Chosen as the closing film for the Busan Film Festival and nominated for seven Golden Horse categories, including best feature, best director and best actor and actress, we’ll find out how Love Education (相愛相親) fares at the award ceremony on Saturday.
Accolades aside, the film is a solid effort by actress-director Sylvia Chang (張艾嘉), who continues her exploration of family relationships, gender roles and, most importantly, facing and reconciling one’s feelings about the past. It’s the first Chang production filmed in China.

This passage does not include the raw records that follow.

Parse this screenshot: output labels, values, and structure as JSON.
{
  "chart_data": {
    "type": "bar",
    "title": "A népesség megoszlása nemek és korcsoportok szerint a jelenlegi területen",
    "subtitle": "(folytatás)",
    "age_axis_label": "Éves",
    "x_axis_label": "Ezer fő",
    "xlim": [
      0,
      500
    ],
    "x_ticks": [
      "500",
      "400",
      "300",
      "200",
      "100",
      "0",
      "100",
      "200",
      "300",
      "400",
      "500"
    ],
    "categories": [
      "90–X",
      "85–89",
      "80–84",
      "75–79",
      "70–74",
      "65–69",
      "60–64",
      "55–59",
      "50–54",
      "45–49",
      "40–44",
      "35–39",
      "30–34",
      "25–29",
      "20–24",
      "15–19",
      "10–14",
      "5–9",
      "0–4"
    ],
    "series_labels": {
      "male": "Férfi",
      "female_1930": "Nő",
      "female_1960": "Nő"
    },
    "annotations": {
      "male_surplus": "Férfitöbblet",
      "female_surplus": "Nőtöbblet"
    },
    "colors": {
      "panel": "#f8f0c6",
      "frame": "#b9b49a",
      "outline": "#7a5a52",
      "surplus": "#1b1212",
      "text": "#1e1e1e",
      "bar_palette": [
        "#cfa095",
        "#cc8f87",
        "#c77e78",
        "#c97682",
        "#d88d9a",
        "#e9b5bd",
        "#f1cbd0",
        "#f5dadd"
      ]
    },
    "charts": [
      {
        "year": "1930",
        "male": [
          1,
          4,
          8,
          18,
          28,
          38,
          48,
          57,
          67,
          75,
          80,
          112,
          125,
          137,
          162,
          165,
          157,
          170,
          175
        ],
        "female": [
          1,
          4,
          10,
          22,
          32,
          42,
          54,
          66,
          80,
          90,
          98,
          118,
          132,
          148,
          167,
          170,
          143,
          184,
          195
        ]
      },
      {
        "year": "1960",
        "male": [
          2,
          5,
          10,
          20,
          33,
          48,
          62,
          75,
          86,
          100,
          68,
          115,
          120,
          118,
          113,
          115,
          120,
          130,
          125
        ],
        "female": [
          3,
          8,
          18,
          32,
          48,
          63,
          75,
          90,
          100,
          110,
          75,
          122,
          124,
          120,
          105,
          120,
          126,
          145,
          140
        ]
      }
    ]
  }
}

Love Education is most often compared to her 2004 effort, 20 30 40, which tells the stories of three women aged 10 years apart. The age difference is bigger here, as we have Chang’s character Huiying, who is retiring, her father’s 90-year-old first wife Nanna (Wu Yanshu, 吳彥姝) and Huiying’s daughter Weiwei (Lang Yueting, 朗月婷), who is about 30 years old. But the plot seems to be more of a carry over from Chang’s previous directorial effort, Murmur of the Hearts (念念).
Photo courtesy of atmovies.com
Set in a nondescript medium-sized Chinese city, Chang wastes no time delving into the dramatic. Huiying’s mother dies in the opening scene, and despite not leaving any clear instructions, Huiying takes it upon herself to move her father’s grave from his home village to the city. However, her father’s first wife, who was left behind in the village a few months after their arranged marriage, refuses to let her take the body, resulting in a comical scuffle that ends with Huiying and her family being chased away by angry villagers brandishing farming tools.
This sets the tone for the rest of the film, which is driven by Huiying’s headstrong, insensitive and controlling personality, which often alienates those around her, including her husband (Tian Zhuangzhuang, 田壯壯) and daughter.
Huiying is not a particularly likable character, but her personality makes the plot work — with Chang playing the role perfectly as she spends much of the film going from government office to office (upsetting more people along the way) trying to obtain legal proof of her parents’ marriage.
The burial dispute is the main impetus, but Chang weaves many subplots into the film to nicely fill out the story, including her impending retirement from her job as a schoolteacher and her fragile relationship with her daughter and husband. We eventually understand why she is so adamant that her parents be buried together, going as far as to threaten Nanna with a lawsuit.
Weiwei becomes involved more than she had expected as the Jerry Springer-style television show she works for wants to feature the dispute between Huiying and Nanna, and eventually even drags her rock singer boyfriend into the mix. Her relationship also becomes one of the subplots.
Some subtle touches are added here and there to heighten the fragility of human bonds and emotions, including encounters with the opposite sex by both Huiying and her husband that may or may not turn into something more, which adds some extra tension. The film could have done without these scenes, but it’s a good thing that they were left in.
All three female leads deliver strong performances, most notably Wu, who successfully portrays the complex layers underneath this taciturn yet passionate woman who suddenly twists people’s ears when she’s mad. The contrast and similarities between the three women’s lives — especially that of Nanna and Weiwei — show that no matter how generations change, human emotions remain the same and they face similar dilemmas though in drastically different contexts.
With many feature films nowadays set amid unrealistically beautiful scenery, it’s probably a conscious choice to feature this one in a drab Chinese city and a pretty standard looking village. Love Education is probably not going to make you cry, but not all dramas have to. In a cinematic world saturated with mushy dialogue only a teenager would believe, this is more of a low-key, mature dose of reality that manages to stay entertaining and relevant at the same time.